Abstract
The mission of the National Spherical Torus Experiment (NSTX) is the demonstration of the physics basis required to extrapolate to the next steps for the spherical torus (ST), such as a plasma facing component test facility (NHTX) or an ST based component test facility (ST-CTF), and to support ITER. Key issues for the ST are transport, and steady state high β operation. To better understand electron transport, a new high-k scattering diagnostic was used extensively to investigate electron gyro-scale fluctuations with varying electron temperature gradient scale length. Results from n = 3 braking studies are consistent with the flow shear dependence of ion transport. New results from electron Bernstein wave emission measurements from plasmas with lithium wall coating applied indicate transmission efficiencies near 70% in H-mode as a result of reduced collisionality. Improved coupling of high harmonic fast-waves has been achieved by reducing the edge density relative to the critical density for surface wave coupling. In order to achieve high bootstrap current fraction, future ST designs envision running at very high elongation. Plasmas have been maintained on NSTX at very low internal inductance li ∼ 0.4 with strong shaping (κ ∼ 2.7, δ ∼ 0.8) with βN approaching the with-wall β-limit for several energy confinement times. By operating at lower collisionality in this regime, NSTX has achieved record non-inductive current drive fraction fNI ∼ 71%. Instabilities driven by super-Alfvénic ions will be an important issue for all burning plasmas, including ITER. Fast ions from NBI on NSTX are super-Alfvénic. Linear toroidal Alfvén eigenmode thresholds and appreciable fast ion loss during multi-mode bursts are measured and these results are compared with theory. The impact of n > 1 error fields on stability is an important result for ITER. Resistive wall mode/resonant field amplification feedback combined with n = 3 error field control was used on NSTX to maintain plasma rotation with β above the no-wall limit. Other highlights are results of lithium coating experiments, momentum confinement studies, scrape-off layer width scaling, demonstration of divertor heat load mitigation in strongly shaped plasmas and coupling of coaxial helicity injection plasmas to ohmic heating ramp-up. These results advance the ST towards next step fusion energy devices such as NHTX and ST-CTF.
Highlights
The spherical torus (ST) concept [1] has been proposed as a potential fusion reactor [2] as well as a component test facility (ST-CTF) [3]

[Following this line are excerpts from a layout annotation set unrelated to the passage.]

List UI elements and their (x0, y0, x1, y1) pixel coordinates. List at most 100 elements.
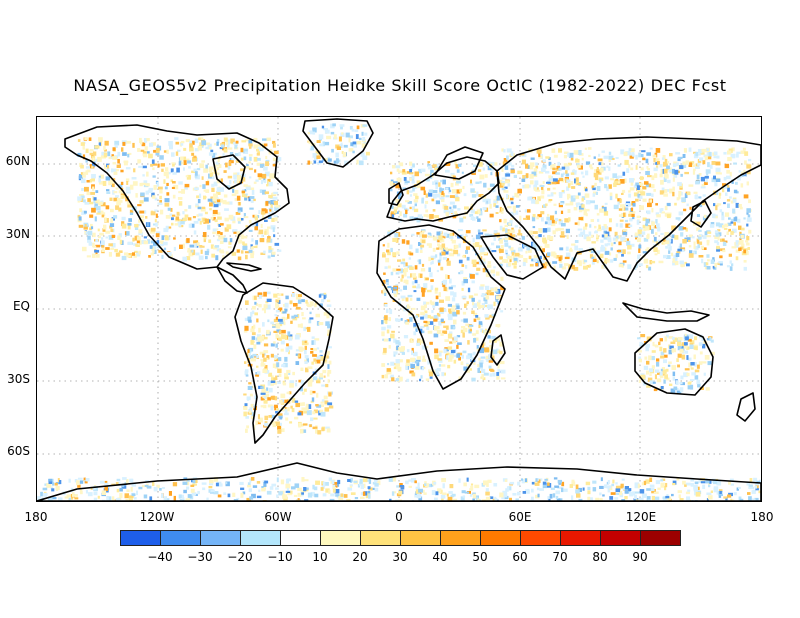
skill-cell (606, 165, 609, 168)
skill-cell (231, 193, 237, 197)
skill-cell (267, 319, 270, 323)
skill-cell (684, 484, 687, 487)
skill-cell (599, 492, 602, 496)
skill-cell (416, 342, 420, 346)
skill-cell (698, 255, 704, 258)
skill-cell (729, 260, 732, 264)
skill-cell (699, 351, 703, 355)
skill-cell (420, 375, 423, 379)
skill-cell (99, 232, 104, 236)
skill-cell (228, 241, 232, 245)
skill-cell (624, 489, 629, 494)
skill-cell (93, 491, 98, 496)
skill-cell (466, 355, 471, 360)
skill-cell (179, 156, 184, 161)
skill-cell (233, 142, 237, 145)
skill-cell (354, 497, 359, 500)
skill-cell (275, 411, 278, 414)
skill-cell (462, 239, 467, 244)
skill-cell (216, 190, 221, 195)
skill-cell (275, 310, 280, 313)
skill-cell (300, 428, 304, 434)
skill-cell (609, 195, 613, 201)
skill-cell (144, 484, 149, 487)
skill-cell (655, 161, 659, 165)
skill-cell (82, 199, 86, 203)
skill-cell (434, 348, 439, 354)
skill-cell (243, 411, 247, 417)
skill-cell (270, 395, 275, 400)
skill-cell (396, 168, 400, 172)
skill-cell (688, 253, 694, 258)
skill-cell (681, 197, 686, 203)
skill-cell (276, 477, 279, 483)
skill-cell (264, 191, 269, 195)
skill-cell (360, 492, 363, 496)
skill-cell (143, 153, 148, 158)
skill-cell (420, 186, 426, 191)
colorbar-tick-label: −40 (147, 550, 173, 564)
skill-cell (264, 357, 269, 360)
skill-cell (101, 237, 104, 240)
skill-cell (455, 189, 461, 194)
skill-cell (566, 186, 570, 191)
skill-cell (676, 197, 680, 201)
skill-cell (175, 216, 180, 221)
skill-cell (739, 237, 742, 242)
skill-cell (155, 222, 158, 227)
skill-cell (674, 169, 679, 175)
skill-cell (186, 480, 190, 486)
skill-cell (123, 160, 128, 166)
skill-cell (263, 291, 267, 297)
skill-cell (540, 211, 545, 215)
skill-cell (121, 483, 125, 488)
skill-cell (105, 236, 108, 239)
skill-cell (323, 375, 326, 378)
skill-cell (350, 492, 356, 495)
skill-cell (651, 175, 655, 181)
skill-cell (152, 244, 157, 250)
skill-cell (167, 207, 171, 211)
skill-cell (534, 180, 539, 185)
skill-cell (291, 397, 296, 403)
skill-cell (445, 162, 451, 166)
skill-cell (671, 365, 677, 370)
skill-cell (151, 159, 155, 164)
skill-cell (654, 225, 658, 229)
skill-cell (406, 304, 410, 309)
skill-cell (213, 491, 219, 495)
skill-cell (594, 230, 598, 233)
skill-cell (618, 208, 623, 211)
skill-cell (528, 231, 532, 235)
skill-cell (622, 171, 626, 176)
skill-cell (288, 334, 293, 337)
skill-cell (183, 167, 185, 171)
skill-cell (58, 497, 63, 501)
skill-cell (728, 492, 733, 497)
skill-cell (547, 235, 550, 240)
skill-cell (531, 481, 537, 485)
skill-cell (290, 320, 293, 324)
skill-cell (253, 137, 258, 143)
skill-cell (529, 162, 535, 167)
skill-cell (119, 487, 123, 492)
skill-cell (488, 365, 492, 369)
skill-cell (106, 167, 110, 172)
skill-cell (202, 184, 206, 189)
colorbar-tick-label: −10 (267, 550, 293, 564)
skill-cell (482, 198, 488, 203)
skill-cell (671, 348, 674, 353)
skill-cell (642, 198, 647, 202)
skill-cell (632, 152, 635, 157)
skill-cell (657, 487, 661, 490)
skill-cell (630, 181, 634, 186)
skill-cell (571, 186, 576, 189)
skill-cell (558, 498, 563, 501)
skill-cell (260, 405, 264, 408)
skill-cell (470, 483, 474, 486)
skill-cell (735, 240, 739, 245)
skill-cell (689, 344, 694, 349)
skill-cell (705, 479, 710, 484)
skill-cell (323, 311, 328, 316)
skill-cell (294, 416, 299, 420)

Substantial progress has been made towards achieving the primary mission of National Spherical Torus Experiment (NSTX), which is to understand and utilize the advantages of the ST configuration by establishing attractive ST steady-state operating scenarios and configurations at high β
The scaling of Scrape-off layer (SOL) fluxes has been measured on NSTX, an extremely important issue for future ST devices, such as the proposed NHTX [53]
Summary
The spherical torus (ST) concept [1] has been proposed as a potential fusion reactor [2] as well as a component test facility (ST-CTF) [3]. As an additional mission element, NSTX exploits its unique capabilities to complement the established tokamak database and thereby supports ITER by expanding the breadth of the range of operating parameters such as lower A, very high β, high vfast/vAlfven, as well as other important plasma parameters. This broader range of experience helps clarify uncertainties in extrapolating to ITER by removing existing degeneracies in physics scalings.